Mon Trésor
Ruthie et Or, une mère et sa fille de 17 ans, vivent dans un petit appartement à Tel-Aviv. Ruthie se prostitue depuis une vingtaine d'années. Or a déjà essayé plusieurs fois et sans succès de lui faire quitter la rue.
Le quotidien de Or est une succession sans fin de petits boulots : faire la plonge dans un restaurant, laver des cages d'escaliers, récupérer des bouteilles consignées, tout en allant au lycée quand elle le peut.
L'état de santé de Ruthie devient critique. Alors que sa mère sort d'un énième séjour à l'hôpital, Or décide que les choses doivent changer.
Y a-t-il en Israël un problème de la prostitution qui soit pire qu'ailleurs ? Sans doute pas, mais les cinéastes de ce pays ont l'audace rare de l'aborder sanstours de passe-passe.

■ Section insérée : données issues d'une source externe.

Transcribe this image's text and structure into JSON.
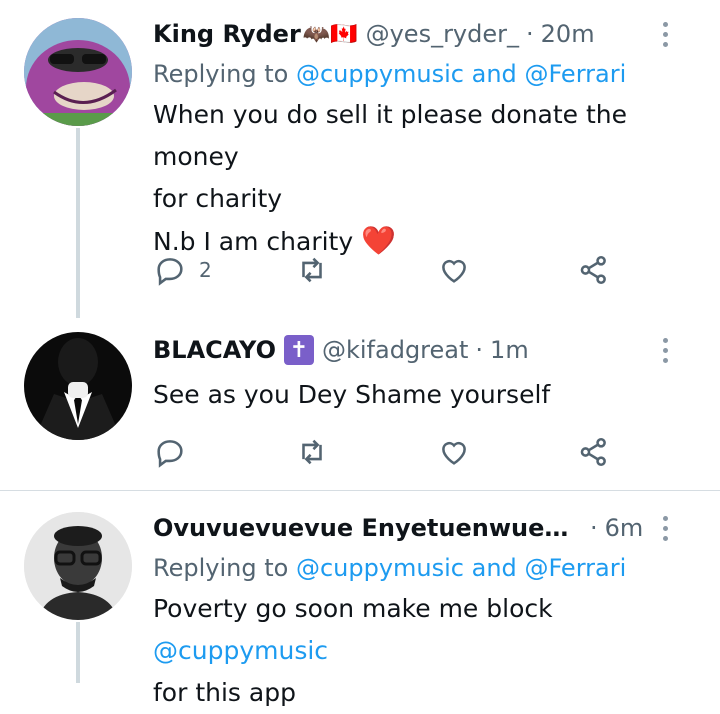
{
  "tweets": [
    {
      "name": "King Ryder",
      "emoji": "🦇🇨🇦",
      "handle": "@yes_ryder_",
      "separator": "·",
      "time": "20m",
      "reply_prefix": "Replying to",
      "reply_user1": "@cuppymusic",
      "reply_and": "and",
      "reply_user2": "@Ferrari",
      "text_line1": "When you do sell it please donate the money",
      "text_line2": "for charity",
      "text_line3": "N.b I am charity",
      "heart_emoji": "❤️",
      "reply_count": "2"
    },
    {
      "name": "BLACAYO",
      "emoji": "✝",
      "handle": "@kifadgreat",
      "separator": "·",
      "time": "1m",
      "text_line1": "See as you Dey Shame yourself"
    },
    {
      "name": "Ovuvuevuevue Enyetuenwuevue Ug...",
      "handle": "",
      "separator": "·",
      "time": "6m",
      "reply_prefix": "Replying to",
      "reply_user1": "@cuppymusic",
      "reply_and": "and",
      "reply_user2": "@Ferrari",
      "text_line1_prefix": "Poverty go soon make me block",
      "text_line1_link": "@cuppymusic",
      "text_line2": "for this app"
    }
  ],
  "colors": {
    "link": "#1d9bf0",
    "muted": "#536471",
    "thread_line": "#cfd9de",
    "heart": "#e0245e"
  },
  "icons": [
    "reply-icon",
    "retweet-icon",
    "like-icon",
    "share-icon",
    "more-icon"
  ]
}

Présenté à la Mostra de Venise, Terre promise d'Amos Gitaï s'interroge sur la déportation de jeunes filles russes par des souteneurs en territoire de l'émancipation hébraïque (sortie 12 janvier). Caméra d'or au Festival de Cannes, Keren Yedaya dénonce l'instrumentalisation du corps de la femme dans un contexte social où s'attise la différence des sexes : tous les hommes sont formés à être soldats, toutes les femmes amenées à devenir putes pour le repos du guerrier.
Propos violent, illustré par un beau film dur et noir, axé sur l'histoire de deux exploitées, mère et fille, qui vivent dans un petit appartement de Tel-Aviv.
L'aînée fait le trottoir depuis vingt ans. Elle sort de l'hôpital, mutilée, cassée. Sa fille essaie par tous les moyens de lui faire quitter la rue. En l'enfermant à clé dans le deux-pièces sordide où elle erre en slip entre les linges qui sèchent. En lui trouvant un job de femme de ménage.
Mais Ruthie agit en automate. Elle a le tapin dans le sang. Pis que résignée : consentante, heureuse de retrouver ses clients. Prisonnière d'un processus d'autodestruction, elle est incapable de s'occuper d'elle-même, encore moins de quelqu'un d'autre.
La fille, prénommée Or, passe moins de temps au lycée qu'à s'épuiser en petits boulots : faire la plonge dans un restaurant, laver des cages d'escalier. Elle est amoureuse d'un garçon qui la respecte, mais cataloguée peu recommandable. Suspecte d'avoirdes amours sexuelles trop libres.
Le rejet social la guette, la déchéance lui semble fatale, elle a conscience d'être pestiférée. Pour une cigarette, on peut la suivre au fond d'une ruelle et bénéficier d'une gâterie. Elle va prendre des habitudes de survie. Relever son tee-shirt et ôter son soutien-gorge chez le propriétaire pour payer le loyer. Se retrouver dans une agence de placement d'escort girls et sur le lit d'inconnus. Faire une croix sur l'homme qu'elle aime et adopter le métier de sa mère.
« Âme stérile »
Essentiellement tourné en plans-séquences, Mon trésor puise une bonne partie de sa force dans son approche documentaire et son refus du spectaculaire. La manière dont sont filmées les scènes de salle de bains dans ce film où suinte l'obsession de la propreté est révélatrice du regard de sa réalisatrice.
La fille prend sa douche après avoir teint les cheveux de sa mère, lors d'un plan où le naturel prend à la fois le pas sur la pudeur et le voyeurisme. La caméra descend dans le bac où le linge intime profite du savonnage du corps. Plus tard, la gamine déshabille sa mère ensanglantée et la lave dans sa baignoire en endossant le rôle inversé d'une pietà.
L'autre atout de cette chronique qui dépeint des destins pathétiques sans le moindre sentimentalisme est la prestation de cette comédienne qu'est Ronit Elkabetz, que l'on avait déjà vue dans Mariage tardif, de Dover Kosashivili, et dans Alila, d'Amos Gitaï, et que l'on reverra prochainement dans Prendre femme, qu'elle a elle-même réalisé (sortie 26 janvier).
Pour s'approprier le personnage de cette mère en perdition, elle s'est appliquée à transformer son corps afin qu'il devienne las, usé. « Je me suis délibérément négligée pendant environ un an. C'était essentiellement un processus mental, comme une sorte d'autoflagellation, mais qui a eu une conséquence physique aiguë : j'ai pris 6 kg. J'ai également cessé d'utiliser tout soin cosmétique ou de m'épiler. J'ai évité toute activité sportive. C'est ainsi que je me suis connectée à cette âme stérile. »
Mais son travail ne bénéficie pas seulement de sa transformation physique. La façon fiévreuse et speedée dont elle habite ce corps sans âme est la marque d'un très grand talent.